The brown sticks, with dead crunchy blooms, which just a few short weeks ago were giving every indication of being dead and gone, are now showing signs of tiny hopeful little green shoots.

Resiliency.

Despite deep freezes, late ice, never-ending cold winds, life is, joyously, once again emerging from a frozen tomb.

I can remember, several years ago, being deeply distraught over the raging fires that decimated parts of Yellowstone National Park. Lightening being the devastating culprit. We had just visited the park weeks prior to the fires. I watched the news reports with tears in my eyes. The glorious forests and plains, which make Yellowstone the very special place that it is, were being consumed by an unquenchable fire and no man nor all of his technology and power could do anything to stop it . Even the wildlife, which calls the Park home, were often caught with no where to run. Fire’s devastating selfishness, proving so terribly unfair, once again.

And yet, almost miraculously, shortly after the fires were finally quenched, tiny green sprouts could be seen rising up from the burnt forest floor like a thousand tiny Phoenixes rising from the ashes. There is actually a certain tree, which needs the heat of a fire, to jump start its seedlings to the growing process. Nature making certain that she can rebound what had appeared to be total devastation—making certain of the continuation of life.

Again, amazing.

Nature has her healing ways. . .as does the human spirit.

We, as a people, also have a tenacity buried deep within our core which always seems to rise to the occasion. History teaches us this.
A quick lesson regarding the history of Poland, and that of her people, is a wonderful micro lesson to understanding the human spirit’s ability to rebound, reclaim and regrow—and in the case of Poland, a country that has been wiped off the map time and time again, that would be a lesson learned over and over and over again.

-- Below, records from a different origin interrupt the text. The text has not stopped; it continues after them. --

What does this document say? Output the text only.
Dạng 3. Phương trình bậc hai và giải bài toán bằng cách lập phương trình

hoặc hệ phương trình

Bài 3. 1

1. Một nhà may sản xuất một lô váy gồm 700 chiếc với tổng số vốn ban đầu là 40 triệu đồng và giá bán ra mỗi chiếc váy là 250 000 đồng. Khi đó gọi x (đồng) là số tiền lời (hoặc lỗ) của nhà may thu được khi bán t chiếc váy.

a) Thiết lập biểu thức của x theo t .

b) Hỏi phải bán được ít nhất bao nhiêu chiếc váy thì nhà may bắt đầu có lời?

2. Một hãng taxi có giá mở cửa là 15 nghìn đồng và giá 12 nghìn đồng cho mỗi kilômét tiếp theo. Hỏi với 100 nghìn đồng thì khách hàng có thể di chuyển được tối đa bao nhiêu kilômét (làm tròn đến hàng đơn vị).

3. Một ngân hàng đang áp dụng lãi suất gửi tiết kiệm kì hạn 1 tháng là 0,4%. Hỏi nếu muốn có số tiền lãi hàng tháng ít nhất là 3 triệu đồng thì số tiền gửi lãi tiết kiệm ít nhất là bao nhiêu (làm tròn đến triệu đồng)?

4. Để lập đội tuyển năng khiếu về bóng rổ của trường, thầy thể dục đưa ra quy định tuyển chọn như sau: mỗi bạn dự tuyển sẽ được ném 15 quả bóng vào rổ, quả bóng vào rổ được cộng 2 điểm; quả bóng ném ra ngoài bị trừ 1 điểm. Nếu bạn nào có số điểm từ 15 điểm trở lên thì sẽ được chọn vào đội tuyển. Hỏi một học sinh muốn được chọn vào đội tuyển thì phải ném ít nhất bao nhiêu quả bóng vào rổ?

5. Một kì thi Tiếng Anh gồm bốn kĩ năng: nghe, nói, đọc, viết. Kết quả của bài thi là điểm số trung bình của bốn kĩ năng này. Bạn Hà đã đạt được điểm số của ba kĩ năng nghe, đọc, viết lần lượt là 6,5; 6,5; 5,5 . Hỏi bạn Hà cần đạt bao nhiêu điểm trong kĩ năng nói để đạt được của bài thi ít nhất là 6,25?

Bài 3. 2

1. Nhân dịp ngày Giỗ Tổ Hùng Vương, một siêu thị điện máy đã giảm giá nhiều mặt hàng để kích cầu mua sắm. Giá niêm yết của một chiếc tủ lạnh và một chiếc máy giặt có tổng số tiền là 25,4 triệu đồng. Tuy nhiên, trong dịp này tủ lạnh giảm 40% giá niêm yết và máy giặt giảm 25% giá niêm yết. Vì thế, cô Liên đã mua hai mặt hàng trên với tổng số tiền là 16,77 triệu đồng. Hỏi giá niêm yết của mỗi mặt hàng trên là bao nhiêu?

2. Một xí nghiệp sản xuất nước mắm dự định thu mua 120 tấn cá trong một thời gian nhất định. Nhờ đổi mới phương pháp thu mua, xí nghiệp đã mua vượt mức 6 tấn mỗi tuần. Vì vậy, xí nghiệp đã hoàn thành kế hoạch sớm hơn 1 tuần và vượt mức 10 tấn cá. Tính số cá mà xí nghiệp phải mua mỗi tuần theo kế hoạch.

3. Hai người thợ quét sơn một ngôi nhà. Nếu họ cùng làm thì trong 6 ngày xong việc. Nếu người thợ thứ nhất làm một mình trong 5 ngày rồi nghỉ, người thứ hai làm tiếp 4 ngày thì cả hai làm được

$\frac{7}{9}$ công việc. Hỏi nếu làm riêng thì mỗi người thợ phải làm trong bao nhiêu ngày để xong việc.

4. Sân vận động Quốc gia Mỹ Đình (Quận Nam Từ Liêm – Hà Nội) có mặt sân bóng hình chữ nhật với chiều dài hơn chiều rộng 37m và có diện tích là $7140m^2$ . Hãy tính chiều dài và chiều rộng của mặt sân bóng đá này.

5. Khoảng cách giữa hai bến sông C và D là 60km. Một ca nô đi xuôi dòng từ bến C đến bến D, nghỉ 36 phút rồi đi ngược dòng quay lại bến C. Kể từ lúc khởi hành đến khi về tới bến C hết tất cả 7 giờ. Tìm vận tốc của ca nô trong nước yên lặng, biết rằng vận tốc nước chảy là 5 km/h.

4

When we find ourselves, as we all will at some point during the course of our lives, in the places of loss. . .those places of the loss of hope, loss of life, loss of love, loss of possessions, loss of faith. . .may we be mindful of the lessons on resiliency found in Nature’s ability to rebound and regrow from what appears to be a nothingness—

Yet more importantly may we be mindful that it is from our own devastation that hope is born.
May we be mindful of the sheer determination and tenacity which is buried deep within each one of us.

As we prepare to enter the solemnity of the dark week of the Passion of Jesus, a man who carried all of our losses in his heart, may we deeply contemplate His example of loss and death both of which gave way to hope, resurrection and Life.

“Great hearts can only be made by great troubles. The spade of trouble digs the reservoir of comfort deeper, and makes more room for consolation.”